ーーーーーーーーーーーーーーーーーーーーガタンッ。
呆れながら椅子にドカッと座った。
「…今日も朝からうるせー奴らばっかりだな」

四月。私は高校二年生になった。
周りの女子どもは皆、クラスがどーだの、彼氏がどーだの、キャーキャーうるせぇ。
ちなみに私も女子だが、そんなのには1ミリたりとも興味ない。
恋愛なんて…尚更…。

「おーい、皆席着けー。今日は転入生が来たぞー!」
先生の声がするとクラスメイト達は、皆ガヤガヤしながら席に着く。
…なんだよ、またうるせーのが増えんのか。
私はため息を付きながら頬杖をついた。

ーーーーーーーーーーーーーーーーーーーーガラガラガラッ。
教室中がシーンとなり、皆息をのんでドアを見つめていた。
そしてその後、世間でいう“イケメン”ってやつが、教室に入ってきた。
「えー今日からこのクラス、二年D組に転入してきた、青木田健太郎君だ。…青木田君、自己紹介をしなさい」
「え、待って待って。超イケメンじゃない!?」
「ヤバい〜〜〜!!ウチ一目惚れしたかもっ!」
「モデルとかやってそ〜!カッコよすぎっ!!」
クラスの奴ら(特に女子)は、キャーキャーと黄色い歓声をあげていた。
「コラコラ。皆静かに。青木田君が自己紹介出来ないだろう」
先生が注意すると、歓声は少し収まった。
「…今日からこのクラスでお世話になります、青木田健太郎です。皆さんと早く仲良くなりたいです。よろしくお願いします」
ソイツはペコリという効果音がつくようにお辞儀した。
そしてお辞儀が終わり顔をあげると、ニコッと笑った。
「キャ〜〜〜〜〜〜!!!!」
クラスの女子はまた一斉に黄色い歓声をあげた。
中には、鼻血を吹く奴もいた。
…くだらねぇ。
私は頬杖をつきながらそっぽを向いた。
今なら『I LOVE 耳栓』と言えるくらい、耳栓が欲しかった。
「青木田の席は、窓から二列目の席の後ろから二番目。
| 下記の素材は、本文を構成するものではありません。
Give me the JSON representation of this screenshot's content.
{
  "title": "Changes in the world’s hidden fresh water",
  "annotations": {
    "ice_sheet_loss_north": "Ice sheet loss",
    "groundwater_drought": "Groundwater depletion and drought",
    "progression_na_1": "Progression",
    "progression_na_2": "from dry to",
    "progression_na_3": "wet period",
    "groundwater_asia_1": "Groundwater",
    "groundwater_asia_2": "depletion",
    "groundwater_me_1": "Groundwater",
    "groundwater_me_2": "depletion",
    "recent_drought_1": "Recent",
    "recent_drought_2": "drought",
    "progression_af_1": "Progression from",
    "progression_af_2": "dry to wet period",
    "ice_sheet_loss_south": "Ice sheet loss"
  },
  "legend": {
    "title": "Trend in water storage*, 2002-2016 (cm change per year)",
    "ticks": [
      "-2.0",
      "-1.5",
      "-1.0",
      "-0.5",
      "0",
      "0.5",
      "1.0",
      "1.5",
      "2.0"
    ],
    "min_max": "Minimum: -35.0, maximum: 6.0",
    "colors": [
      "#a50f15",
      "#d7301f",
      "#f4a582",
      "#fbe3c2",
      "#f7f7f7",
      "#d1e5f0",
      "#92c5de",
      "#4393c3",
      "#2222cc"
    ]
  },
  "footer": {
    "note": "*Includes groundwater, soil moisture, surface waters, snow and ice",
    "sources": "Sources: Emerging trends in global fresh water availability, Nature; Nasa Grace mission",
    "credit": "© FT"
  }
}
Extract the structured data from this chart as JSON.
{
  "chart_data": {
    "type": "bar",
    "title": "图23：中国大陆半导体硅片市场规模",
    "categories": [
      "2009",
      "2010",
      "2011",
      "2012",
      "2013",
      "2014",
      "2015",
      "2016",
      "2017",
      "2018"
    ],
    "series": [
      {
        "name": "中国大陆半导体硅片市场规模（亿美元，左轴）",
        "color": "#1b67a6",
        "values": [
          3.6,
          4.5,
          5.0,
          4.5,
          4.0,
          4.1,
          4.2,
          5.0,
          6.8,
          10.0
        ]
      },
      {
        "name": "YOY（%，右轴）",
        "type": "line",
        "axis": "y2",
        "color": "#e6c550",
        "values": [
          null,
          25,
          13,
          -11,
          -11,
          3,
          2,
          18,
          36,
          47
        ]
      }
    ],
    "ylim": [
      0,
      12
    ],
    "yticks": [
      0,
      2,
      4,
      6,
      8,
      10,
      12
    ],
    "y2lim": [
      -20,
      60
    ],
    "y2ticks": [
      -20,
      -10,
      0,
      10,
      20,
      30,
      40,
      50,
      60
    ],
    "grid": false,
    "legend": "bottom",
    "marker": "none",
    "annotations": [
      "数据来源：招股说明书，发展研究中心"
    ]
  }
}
大島の隣だ」
…え、私の隣?
あ、ちなみに私の名前は大島里緒。
アイツが隣に来たら…ますますうるさくなるじゃねーかよ!
「…よろしくね。大島さん」
いつの間にかアイツがいて私の方を見て笑っていた。
「………………」
私は目も合わせずにそっぽを向いた。
よろしくする気なんて…ねぇもん…。

この時、コイツとの出会いが自分を変える事になるって事は、知る余地もなかった…。